Cold shock induction of the cspL gene in Lactobacillus plantarum involves transcriptional regulation

Abstract

Fragments of the cspL promoter region were fused to the gusA reporter and reintroduced into Lactobacillus plantarum cells, either on multicopy plasmids or through single-copy chromosomal integration. beta-Glucuronidase activity and primer extension data demonstrate that the cspL promoter is induced in response to cold shock and that multicopy constructs quench the induction of the resident cspL gene.

FIG. 1.

Molecular structure of the genetic constructs. (A) Schematic map of the predicted mRNA secondary structure of the 5′ untranslated cspL region, showing the MluI and PstI restriction sites used in constructing the fusions, the Shine-Dalgarno sequence (SD, in bold), and the putative DB and UB (in bold). The cspL ORF (AUG codon, boxed) starts 89 nt downstream of the transcription start site (boxed +1). The predicted RNA secondary structure was obtained by free-energy minimization with the MFOLD program, version 2.0 (19, 20, 35). (B) Schematic drawing of the various genetic fusions used to study cspL regulation.

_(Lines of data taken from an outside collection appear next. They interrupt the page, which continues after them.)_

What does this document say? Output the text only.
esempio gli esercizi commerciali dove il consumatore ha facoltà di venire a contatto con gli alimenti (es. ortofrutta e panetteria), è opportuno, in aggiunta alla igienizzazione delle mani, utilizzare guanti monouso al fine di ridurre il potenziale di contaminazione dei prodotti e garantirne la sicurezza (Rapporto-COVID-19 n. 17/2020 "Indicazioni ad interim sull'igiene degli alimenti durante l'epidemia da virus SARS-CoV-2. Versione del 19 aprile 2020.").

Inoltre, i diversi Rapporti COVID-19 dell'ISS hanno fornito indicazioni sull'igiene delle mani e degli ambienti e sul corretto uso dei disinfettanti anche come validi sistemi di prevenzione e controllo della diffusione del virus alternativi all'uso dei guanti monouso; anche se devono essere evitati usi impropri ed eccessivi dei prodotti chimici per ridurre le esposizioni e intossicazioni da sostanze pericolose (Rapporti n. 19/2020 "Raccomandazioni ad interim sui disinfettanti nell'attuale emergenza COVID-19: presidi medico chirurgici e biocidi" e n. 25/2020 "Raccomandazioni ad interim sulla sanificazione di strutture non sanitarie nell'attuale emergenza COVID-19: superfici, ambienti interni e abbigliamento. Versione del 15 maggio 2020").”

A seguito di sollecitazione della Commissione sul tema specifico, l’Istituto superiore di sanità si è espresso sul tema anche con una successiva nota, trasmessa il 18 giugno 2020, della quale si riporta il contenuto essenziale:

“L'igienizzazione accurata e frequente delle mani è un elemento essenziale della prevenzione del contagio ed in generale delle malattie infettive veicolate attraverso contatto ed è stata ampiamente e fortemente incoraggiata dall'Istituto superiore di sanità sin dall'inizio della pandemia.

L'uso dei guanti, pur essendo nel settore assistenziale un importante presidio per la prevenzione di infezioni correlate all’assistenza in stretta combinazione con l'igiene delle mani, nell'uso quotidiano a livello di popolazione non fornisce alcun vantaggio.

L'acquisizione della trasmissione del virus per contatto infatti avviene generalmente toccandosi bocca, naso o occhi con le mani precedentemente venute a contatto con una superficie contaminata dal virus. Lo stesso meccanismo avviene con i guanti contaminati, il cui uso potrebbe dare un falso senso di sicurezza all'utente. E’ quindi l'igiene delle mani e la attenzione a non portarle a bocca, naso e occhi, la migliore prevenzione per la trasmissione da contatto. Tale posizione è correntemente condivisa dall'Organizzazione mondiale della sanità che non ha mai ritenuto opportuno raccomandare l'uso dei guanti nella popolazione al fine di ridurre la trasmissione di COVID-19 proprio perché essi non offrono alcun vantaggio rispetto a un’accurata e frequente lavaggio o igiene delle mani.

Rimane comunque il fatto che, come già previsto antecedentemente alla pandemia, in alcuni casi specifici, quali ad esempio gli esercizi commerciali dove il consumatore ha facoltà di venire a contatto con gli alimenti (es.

The top line shows the gusA reporter carried by pGIS105. The next lines show schematic maps of the intact cspL and cbh genes (lanes 2 and 6, respectively), as well as those of the cspL-gusA, cbh-gusA, and cbh-cspL fusions (lanes 3 to 5, 7, and 8, respectively). Hairpins, hexagons, circles, and boxes represent, respectively, the terminators, promoters, Shine-Dalgarno sequences, and coding regions of gusA, cspL, or cbh. The cspL, gusA, and cbh fragments are indicated in white, black, and grey, respectively. The putative 77-aa ORF (orfX) downstream of cspL is also indicated by a white box (lanes 2 and 8). The fusion points are indicated by black straight lines and are numbered. Nucleotide numbers start from the transcription initiation site (+1), as determined previously (9). Arrows locate the specific cspL and gusA primers used to perform primer extension analyses.

FIG. 2.

Relative Gus activities of the various recombinant strains after a cold shock of 3 h at 8°C (values are averages of results of the numbers of experiments indicated below the bars). The reference level of 1 corresponds to the Gus activity measured before the cold shock in cells grown at 27°C and collected at an optical density (OD) (600 nm) of 0.8. Error bars represent 1 standard error of the mean. Statistical analysis was performed with the Student t test. ∗, significant difference (P < 0.05); ∗∗, highly significant difference (P < 0.01).

FIG. 3.

Primer extension analysis of cold shock induction (multicopy constructs). (A) Primer extension analysis of cold shock induction of the various autoreplicative constructs. Cells were grown at 27°C to an OD (600 nm) of 0.8 and shifted to 8°C for 3 h. Samples for RNA extraction were taken before (lane 1) and after (lane 2) the shift. Graphical presentation of the relative mRNA abundances of the various fusions are shown, with the lowest mRNA level taken as 1. (B) Similar analysis performed on mRNAs transcribed from the resident cspL gene in wild-type cells (NC8) and in cells carrying the various multicopy plasmids.

FIG. 4.

Primer extension analysis of cold shock induction (integrated constructs). (Upper panel) Primer extension analysis of cold shock induction of the various single-copy constructs integrated in the tRNA^Ser gene. Cells were grown at 27°C to an OD (600 nm) of 0.8 and shifted to 8°C for 3 h. Samples for RNA extraction were taken before (lane 1) and after (lane 2) the shift. ND, not detected. The asterisks indicate the position of the extension products showing the expected size. (Lower panel) Similar analysis performed on mRNAs transcribed from the resident cspL gene in wild-type cells (NC8) and in cells carrying the various single-copy constructs.